Students of JCO who are trying to obtain contextual and biographical information to understand her oeuvre will be interested in the book, as will any hard core fans of either JCO or Greg Johnson. It is not for people like me who have limited to no prior acquaintance with JCO’s work, as there are likely better entrées to that work and summaries of it.
Princetonians should read the book. In addition to JCO, the university and the town (especially the McCarter Theatre) play a prominent role in the correspondence. As someone who spent significant time at Princeton Theological Seminary during the periods covered by the book (1988-1995), I found it a wonderful trip down memory lane. One letter in particular, dated 8 February 1994, with its brief mention of the weather (“Our weather is unspeakable! More snow! Sleet!”) was especially meaningful. We have photos of that horrific winter in which our first daughter was born a week after the letter was penned. The snow never let up.

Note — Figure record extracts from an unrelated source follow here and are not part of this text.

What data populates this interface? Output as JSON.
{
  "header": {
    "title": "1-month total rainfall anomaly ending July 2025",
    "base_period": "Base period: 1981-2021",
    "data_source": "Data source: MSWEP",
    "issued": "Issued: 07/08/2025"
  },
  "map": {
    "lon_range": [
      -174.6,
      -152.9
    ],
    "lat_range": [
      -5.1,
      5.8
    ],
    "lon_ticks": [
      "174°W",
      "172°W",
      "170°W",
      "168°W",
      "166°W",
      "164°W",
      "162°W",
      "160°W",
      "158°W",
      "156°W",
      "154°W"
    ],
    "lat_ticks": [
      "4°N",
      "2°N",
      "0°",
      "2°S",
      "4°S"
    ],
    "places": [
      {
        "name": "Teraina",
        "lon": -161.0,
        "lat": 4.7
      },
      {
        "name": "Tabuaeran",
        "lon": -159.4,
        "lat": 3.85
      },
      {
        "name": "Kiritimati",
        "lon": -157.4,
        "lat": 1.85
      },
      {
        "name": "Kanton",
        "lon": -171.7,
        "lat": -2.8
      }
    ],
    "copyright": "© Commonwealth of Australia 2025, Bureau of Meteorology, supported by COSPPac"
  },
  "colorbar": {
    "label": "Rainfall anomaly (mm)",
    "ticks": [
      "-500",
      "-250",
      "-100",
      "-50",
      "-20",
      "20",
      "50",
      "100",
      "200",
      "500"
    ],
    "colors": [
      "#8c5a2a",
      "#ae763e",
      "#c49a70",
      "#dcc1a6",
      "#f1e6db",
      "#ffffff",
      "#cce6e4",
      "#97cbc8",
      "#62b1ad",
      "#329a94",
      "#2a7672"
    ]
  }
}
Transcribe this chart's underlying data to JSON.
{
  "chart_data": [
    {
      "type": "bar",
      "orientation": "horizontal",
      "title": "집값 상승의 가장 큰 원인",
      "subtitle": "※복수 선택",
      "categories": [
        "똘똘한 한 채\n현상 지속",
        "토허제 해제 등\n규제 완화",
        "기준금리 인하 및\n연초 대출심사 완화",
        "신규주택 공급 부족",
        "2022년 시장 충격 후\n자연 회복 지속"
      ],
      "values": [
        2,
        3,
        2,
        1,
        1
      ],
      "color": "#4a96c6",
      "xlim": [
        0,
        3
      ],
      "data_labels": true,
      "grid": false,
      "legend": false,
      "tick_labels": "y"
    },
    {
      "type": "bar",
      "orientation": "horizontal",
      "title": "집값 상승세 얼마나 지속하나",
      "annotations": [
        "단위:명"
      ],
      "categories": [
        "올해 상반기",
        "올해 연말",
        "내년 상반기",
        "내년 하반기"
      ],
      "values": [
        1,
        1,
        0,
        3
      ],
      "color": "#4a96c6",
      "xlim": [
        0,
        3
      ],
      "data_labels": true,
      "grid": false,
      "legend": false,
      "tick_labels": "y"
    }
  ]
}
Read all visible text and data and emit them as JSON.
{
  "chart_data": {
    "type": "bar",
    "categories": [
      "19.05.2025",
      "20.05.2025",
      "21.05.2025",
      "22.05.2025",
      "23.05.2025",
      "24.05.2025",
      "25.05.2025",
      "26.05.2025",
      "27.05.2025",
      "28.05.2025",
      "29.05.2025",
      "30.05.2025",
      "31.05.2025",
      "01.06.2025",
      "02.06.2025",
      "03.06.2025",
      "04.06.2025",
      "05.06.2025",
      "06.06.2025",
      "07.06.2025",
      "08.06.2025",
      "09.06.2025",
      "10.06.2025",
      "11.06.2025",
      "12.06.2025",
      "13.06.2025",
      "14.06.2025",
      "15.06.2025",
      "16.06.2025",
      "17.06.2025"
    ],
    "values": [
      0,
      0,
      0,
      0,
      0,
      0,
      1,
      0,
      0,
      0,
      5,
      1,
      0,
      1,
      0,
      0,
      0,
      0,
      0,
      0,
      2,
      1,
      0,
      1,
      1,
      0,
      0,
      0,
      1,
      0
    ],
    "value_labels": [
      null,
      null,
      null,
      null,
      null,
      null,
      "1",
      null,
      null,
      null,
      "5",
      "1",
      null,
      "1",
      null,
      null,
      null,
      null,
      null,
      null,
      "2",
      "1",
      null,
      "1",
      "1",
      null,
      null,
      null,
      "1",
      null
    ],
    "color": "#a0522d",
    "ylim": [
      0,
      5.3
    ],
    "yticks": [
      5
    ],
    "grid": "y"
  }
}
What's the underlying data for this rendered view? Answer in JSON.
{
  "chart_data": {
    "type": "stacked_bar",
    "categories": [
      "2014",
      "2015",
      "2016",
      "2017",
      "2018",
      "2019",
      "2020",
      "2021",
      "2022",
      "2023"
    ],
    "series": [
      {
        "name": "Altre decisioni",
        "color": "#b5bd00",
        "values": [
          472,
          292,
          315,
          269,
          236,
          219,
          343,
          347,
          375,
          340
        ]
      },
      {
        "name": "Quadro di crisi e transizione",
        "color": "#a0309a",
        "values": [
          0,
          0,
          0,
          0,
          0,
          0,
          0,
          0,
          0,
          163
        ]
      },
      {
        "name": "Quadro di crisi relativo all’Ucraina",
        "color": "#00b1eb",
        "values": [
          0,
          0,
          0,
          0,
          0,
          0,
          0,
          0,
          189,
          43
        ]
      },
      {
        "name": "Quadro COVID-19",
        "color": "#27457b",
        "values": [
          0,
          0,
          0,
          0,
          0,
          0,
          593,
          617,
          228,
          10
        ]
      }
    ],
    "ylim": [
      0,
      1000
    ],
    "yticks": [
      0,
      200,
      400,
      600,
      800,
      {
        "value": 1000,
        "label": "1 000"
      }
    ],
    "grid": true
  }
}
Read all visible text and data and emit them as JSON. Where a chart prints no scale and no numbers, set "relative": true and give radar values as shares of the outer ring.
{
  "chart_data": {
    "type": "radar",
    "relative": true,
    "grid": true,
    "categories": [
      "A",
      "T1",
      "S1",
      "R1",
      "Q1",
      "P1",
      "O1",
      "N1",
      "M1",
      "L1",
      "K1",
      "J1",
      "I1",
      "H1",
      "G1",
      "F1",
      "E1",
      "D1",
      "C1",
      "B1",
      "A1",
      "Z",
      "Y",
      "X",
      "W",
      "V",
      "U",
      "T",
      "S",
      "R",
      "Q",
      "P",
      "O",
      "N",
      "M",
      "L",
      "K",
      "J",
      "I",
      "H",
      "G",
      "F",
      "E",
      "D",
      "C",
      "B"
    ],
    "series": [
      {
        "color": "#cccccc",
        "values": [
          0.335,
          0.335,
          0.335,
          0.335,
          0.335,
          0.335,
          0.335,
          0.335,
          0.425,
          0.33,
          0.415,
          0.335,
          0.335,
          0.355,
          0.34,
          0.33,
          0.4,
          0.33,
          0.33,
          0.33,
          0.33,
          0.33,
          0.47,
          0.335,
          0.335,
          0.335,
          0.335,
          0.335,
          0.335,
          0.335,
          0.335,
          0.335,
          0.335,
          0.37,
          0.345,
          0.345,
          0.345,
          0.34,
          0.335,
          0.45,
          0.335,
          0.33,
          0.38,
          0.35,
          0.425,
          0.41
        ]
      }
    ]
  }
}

Upcoming Events at which JCO will Promote the Book:
This book was received via LibraryThing Early Reviewers (LTER), a program by which publishers provide advance copies of books for review (or, as in this case, recently published copies—the book was released on March 5 and I was notified that I had “won” it on February 27; I received and started reading it on March 8). The book arrived complete with a Press Kit from Akashic Books with promotional events with Joyce Carol Oates listed from March 18-May 20. LibraryThing does not dictate the content or tone of any reviews, so long as they abide by the Terms of Use publicly posted on the site. This review is my honest opinion.
Cornel West actually appears with an interview/essay in the next book I must review, Until Our Lungs Give Out: Conversations on Race, Justice, and the Future, Rowman & Littlefield: NY, 2023, edited by George Yancy.